Walking up to my front door, I realise it is no more. The door has been kicked down, and everything that is still left inside has been turned upside down. Everything is a mess. The cabinet near my front door is on its side, some pieces of glass tchotchkes shattered into pieces on the floor. I walk deeper into my house towards the kitchen and living room. The very thing I have always feared has happened in my own home. The room is empty save for the dust, dirt, dead leaves, and plants growing everywhere. All gone and looted. The tattered couch where decades of memories were seeped into, the wood dining table where all sorts of stains and scratches mar the surface lovingly, the shelves of leather-bound books my father left behind. All are replaced by an empty space where dust and dirt gather.

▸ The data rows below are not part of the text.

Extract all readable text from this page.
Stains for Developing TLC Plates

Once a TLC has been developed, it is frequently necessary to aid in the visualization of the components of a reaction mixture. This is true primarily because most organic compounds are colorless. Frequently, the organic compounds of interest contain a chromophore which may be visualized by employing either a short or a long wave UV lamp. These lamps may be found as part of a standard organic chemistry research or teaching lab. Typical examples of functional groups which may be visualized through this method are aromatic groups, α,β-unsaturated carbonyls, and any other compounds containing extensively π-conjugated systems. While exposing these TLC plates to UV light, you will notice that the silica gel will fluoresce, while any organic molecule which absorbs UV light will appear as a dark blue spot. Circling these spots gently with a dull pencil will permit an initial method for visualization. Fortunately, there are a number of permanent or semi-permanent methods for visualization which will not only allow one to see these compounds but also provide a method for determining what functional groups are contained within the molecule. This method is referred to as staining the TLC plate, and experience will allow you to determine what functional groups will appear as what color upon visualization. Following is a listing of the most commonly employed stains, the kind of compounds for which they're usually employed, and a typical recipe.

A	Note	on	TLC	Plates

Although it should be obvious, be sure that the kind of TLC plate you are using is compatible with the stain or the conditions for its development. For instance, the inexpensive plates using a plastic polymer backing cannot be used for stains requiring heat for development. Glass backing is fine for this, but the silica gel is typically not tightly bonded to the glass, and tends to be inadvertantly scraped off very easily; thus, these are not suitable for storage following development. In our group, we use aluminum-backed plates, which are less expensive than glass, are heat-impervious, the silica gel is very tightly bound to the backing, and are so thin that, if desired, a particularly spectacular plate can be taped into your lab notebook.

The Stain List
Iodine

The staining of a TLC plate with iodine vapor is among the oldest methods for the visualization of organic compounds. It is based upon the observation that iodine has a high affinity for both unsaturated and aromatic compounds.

We’ve always heard stories of looting taking place here, the fear bright in everyone’s eyes as we pray each of our homes are protected from the sight of the looters. Never in my life would I expect it to happen to mine. I feel vulnerable, exposed, terrified now that only emptiness surrounds me here. My luck and prayers had to run out, it ran out the moment I stumbled across that opening in the fence earlier today.
I go back outside to see the light is slowly fading. A sudden weakness takes over me, lethargy dragging its fingers down my body. There is a little clearing of grass behind the house, I see the stone indicating where my mother was buried and I lay down next to it.
I feel the soil accepting me again as I accept it under me. They say the soil here is dangerous, it’s contaminated, every inch of it. The radiation has fallen and covered it, suffocating it and everything that rests under it. I place my hands at my sides and dig my fingers into it, the soil giving way and moving loosely around my fingers. The scent of metal hits me again. Tears flood my eyes and I close them tightly. I am filled with lightness and heat, my soul slowly seeping into the soil under me and making way for radiance.
They once called us O Beaming Ones because we live close to where it happened. When it happened, a bright blue beam shot up to the sky from the explosion site. It was beautiful. Now, I feel it shoot out from my chest right up to the sky. The heat swallows me, and with what energy is left in my hands I dig up the soil under me and slowly place them over my stomach, my chest, my neck, my face.
Heavy footsteps from far. Soldiers shouting. Rifles butting against their back. I know they are here to take me, to pull me up, to scream at me, to arrest me, to take me away from my home, from my history. They have found me. I am here, I am buried. They will have to unbury me where I lay, my body a beaming column that will burn their hands and their shovels. They will have to build another fence around me, around my home. They will scream and plead for the right words to use to describe what they see, and they will be terrified to look down, afraid they will stumble across my bones and my history. For this is where I lay with my beaming history and where I will continue to lay.